For anyone who is interested in historical nursing, Walsh and Ford’s book on nursing rituals is an amusing and horrifying read - horrifying as I remember being taught some of these practices as a student, for example putting egg white and oxygen on pressure ulcers and packing diabetic ulcers with Eusol. Every ward I went on had its way of dealing with certain problems that depended solely on the sister’s or consultant’s preference.
I hope this situation is a thing of the past but perhaps, every now and again, clinicians should pause and ask themselves why they are doing an activity and what evidence underpins it.
One of the things a small country like Wales does well is to work collaboratively to identify and share good practice that is underpinned by strong evidence of effectiveness. The 1,000 Lives Plus national programme drives improvements locally (www.1000livesplus.wales.nhs.uk), through mini collaborations and the use of care bundles. Nurses at one of our health boards have just celebrated seven wards being effectively pressure ulcer free for the last three years; this was a direct result of introducing the SKIN bundle - an evidence based set of behaviours.

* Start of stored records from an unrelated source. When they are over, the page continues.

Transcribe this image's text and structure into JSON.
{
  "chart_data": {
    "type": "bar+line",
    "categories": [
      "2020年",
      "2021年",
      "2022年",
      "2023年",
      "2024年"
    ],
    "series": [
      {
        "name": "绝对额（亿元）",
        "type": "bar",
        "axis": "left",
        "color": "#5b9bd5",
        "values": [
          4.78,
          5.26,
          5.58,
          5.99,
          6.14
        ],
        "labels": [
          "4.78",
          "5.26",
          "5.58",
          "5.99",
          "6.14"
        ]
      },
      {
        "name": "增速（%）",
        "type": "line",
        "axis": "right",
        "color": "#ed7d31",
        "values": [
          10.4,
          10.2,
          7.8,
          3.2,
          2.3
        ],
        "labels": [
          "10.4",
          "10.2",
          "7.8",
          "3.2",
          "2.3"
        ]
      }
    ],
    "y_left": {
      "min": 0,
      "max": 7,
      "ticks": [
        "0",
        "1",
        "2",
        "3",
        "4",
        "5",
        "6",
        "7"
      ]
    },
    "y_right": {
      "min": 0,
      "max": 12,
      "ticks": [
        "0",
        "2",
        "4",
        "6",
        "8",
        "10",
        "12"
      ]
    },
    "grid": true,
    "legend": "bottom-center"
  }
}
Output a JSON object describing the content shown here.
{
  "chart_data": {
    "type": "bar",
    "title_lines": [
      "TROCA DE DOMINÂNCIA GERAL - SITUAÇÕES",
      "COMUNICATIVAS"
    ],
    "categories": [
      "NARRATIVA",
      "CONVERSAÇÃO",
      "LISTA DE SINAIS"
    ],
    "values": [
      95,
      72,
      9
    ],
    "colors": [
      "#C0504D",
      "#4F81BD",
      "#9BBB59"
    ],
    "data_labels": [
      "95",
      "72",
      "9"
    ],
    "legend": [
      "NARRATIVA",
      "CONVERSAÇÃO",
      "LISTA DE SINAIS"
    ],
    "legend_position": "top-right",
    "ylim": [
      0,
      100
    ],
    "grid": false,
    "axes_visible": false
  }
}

Most recently, Wales has become the first country in the world to introduce a national early warning score (NEWS) to its whole healthcare system. NEWS was launched by the Royal College of Physicians’ working group in July 2012. Clinicians use NEWS to determine the level of risk of a patient’s physical condition deteriorating in a standardised way calculated from the routine patient observations, such as pulse rate. Although it is still early days, there is evidence of care becoming safer with earlier identification of acutely ill patients, effective recognition and treatment of sepsis and improved patient outcomes.
There are many examples like this throughout the UK, where clinical staff have reviewed then revised their practices so it complies with the best evidence. It is imperative that we continue to invest in research and development work, not as an academic exercise but with a clear purpose to improve patient care and outcomes.
I encourage everyone to ask questions, examine the evidence and act where appropriate and resist the easy temptation to fall back into ritual; it does our patients a serious disservice when we do.